Un article de The Conversation

La lutte contre la pandémie du Covid-19 a mis au premier plan de l’agenda public toute une série de thèmes : la désorganisation de la puissance publique, la fermeture des frontières, le contrôle strict des flux migratoires, les effets pervers de la mondialisation, la supposée incurie de l’Union européenne, la mise en œuvre de mesures autoritaires…

Tous ces sujets sont, depuis des décennies, au cœur des programmes et des projets des forces nationalistes et populistes qui ont connu un certain succès lors des dernières élections européennes de juin 2019. En France, la liste du Rassemblement national emmenée par Jordan Bardella était arrivée en tête avec 23,3 % des suffrages exprimés devant la liste de la majorité dirigée par Nathalie Loiseau (22,4 %).

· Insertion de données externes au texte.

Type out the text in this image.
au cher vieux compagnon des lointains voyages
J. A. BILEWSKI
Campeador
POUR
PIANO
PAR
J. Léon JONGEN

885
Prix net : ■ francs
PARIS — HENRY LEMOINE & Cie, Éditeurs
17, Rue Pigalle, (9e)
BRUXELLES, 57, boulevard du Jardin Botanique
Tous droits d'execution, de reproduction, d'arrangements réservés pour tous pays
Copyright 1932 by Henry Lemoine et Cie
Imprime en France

La brusque montée en puissance de toutes ces thématiques, reprises au plus haut niveau dans la plupart des pays européens par les forces de gouvernement qu’elles soient de gauche, de droite ou d’ailleurs, pourrait ouvrir des perspectives de développement aux forces extrêmes qui véhiculent, depuis de longues années, nombre de ces enjeux.

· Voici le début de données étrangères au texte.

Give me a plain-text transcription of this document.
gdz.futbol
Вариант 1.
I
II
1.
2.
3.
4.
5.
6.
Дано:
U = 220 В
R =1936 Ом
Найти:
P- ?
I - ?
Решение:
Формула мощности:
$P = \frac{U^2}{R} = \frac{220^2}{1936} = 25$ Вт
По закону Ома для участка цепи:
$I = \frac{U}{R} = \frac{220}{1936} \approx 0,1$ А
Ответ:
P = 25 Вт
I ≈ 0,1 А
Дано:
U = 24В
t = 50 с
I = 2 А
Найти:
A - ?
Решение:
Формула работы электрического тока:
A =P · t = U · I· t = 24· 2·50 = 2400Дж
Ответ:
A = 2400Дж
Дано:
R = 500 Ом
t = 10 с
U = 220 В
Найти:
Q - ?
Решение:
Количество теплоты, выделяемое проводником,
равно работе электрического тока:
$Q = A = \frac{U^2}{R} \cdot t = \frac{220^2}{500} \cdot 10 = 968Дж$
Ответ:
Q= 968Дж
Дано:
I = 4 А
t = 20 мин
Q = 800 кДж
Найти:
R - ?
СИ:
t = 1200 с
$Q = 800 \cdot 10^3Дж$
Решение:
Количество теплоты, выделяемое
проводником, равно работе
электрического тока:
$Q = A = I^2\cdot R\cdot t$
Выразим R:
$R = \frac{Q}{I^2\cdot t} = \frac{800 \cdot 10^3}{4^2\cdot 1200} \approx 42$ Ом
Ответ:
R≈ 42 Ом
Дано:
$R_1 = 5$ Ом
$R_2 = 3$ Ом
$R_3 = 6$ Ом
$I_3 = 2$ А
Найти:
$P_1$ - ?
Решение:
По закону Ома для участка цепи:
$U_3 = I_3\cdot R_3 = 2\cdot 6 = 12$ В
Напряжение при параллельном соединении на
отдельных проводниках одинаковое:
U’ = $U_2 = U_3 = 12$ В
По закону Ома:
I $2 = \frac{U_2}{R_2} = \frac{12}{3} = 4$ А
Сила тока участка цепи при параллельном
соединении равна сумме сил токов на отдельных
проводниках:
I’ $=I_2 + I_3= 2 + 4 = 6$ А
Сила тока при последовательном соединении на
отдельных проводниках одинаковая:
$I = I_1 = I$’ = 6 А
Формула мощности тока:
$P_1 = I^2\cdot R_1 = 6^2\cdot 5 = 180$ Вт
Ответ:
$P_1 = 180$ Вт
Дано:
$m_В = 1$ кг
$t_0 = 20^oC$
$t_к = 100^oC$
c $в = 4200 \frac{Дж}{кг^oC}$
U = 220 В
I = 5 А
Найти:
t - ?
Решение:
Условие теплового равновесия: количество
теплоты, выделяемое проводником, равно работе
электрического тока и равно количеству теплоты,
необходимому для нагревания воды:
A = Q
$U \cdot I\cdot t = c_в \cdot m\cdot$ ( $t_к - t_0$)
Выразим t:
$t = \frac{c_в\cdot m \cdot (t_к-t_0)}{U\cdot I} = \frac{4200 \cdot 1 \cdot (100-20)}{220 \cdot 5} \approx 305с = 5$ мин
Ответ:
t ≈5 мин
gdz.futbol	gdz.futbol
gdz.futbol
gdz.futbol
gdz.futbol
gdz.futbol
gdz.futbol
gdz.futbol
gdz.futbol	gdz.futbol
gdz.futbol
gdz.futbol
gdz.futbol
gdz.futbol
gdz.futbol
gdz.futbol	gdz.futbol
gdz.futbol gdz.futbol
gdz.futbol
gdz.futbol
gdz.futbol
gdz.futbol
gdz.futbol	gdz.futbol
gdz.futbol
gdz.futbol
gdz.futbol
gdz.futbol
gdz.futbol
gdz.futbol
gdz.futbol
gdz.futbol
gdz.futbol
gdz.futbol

La mondialisation dans le viseur

Depuis plus d’une décennie, les populismes nationaux tiennent un discours très hostile à la mondialisation.

Cette orientation est au cœur de toutes les dénonciations populistes qu’elles viennent de la droite ou de la gauche. Marine Le Pen (alors Front national, désormais Rassemblement national) s’est posée en dernier recours de la « mondialisation affreuse » lors de la dernière élection présidentielle de 2017.

Jean‑Luc Mélenchon (La France Insoumise) n’a jamais été en reste sur ce créneau et vitupérait la « mondialisation esclavagiste ».

Jean‑Luc Mélenchon, « La mondialisation esclavagiste et la résistance à l’oppression » (février 2017).

Un bouc émissaire idéal

L’appel à une sortie de la mondialisation ou à une maîtrise étroite de celle-ci est un des thèmes centraux de la rhétorique populiste.

Or, depuis trois mois, la « mondialisation heureuse » n’est pas au rendez-vous. Elle montre qu’elle est très imparfaite et qu’elle peut dysfonctionner gravement. Au-delà des déséquilibres économiques et sociaux qu’elle peut charrier, la mondialisation fait maintenant découvrir qu’elle est le vecteur de la diffusion d’une épidémie dans tous les continents à partir de son foyer originel de Wuhan au cœur de la Chine continentale.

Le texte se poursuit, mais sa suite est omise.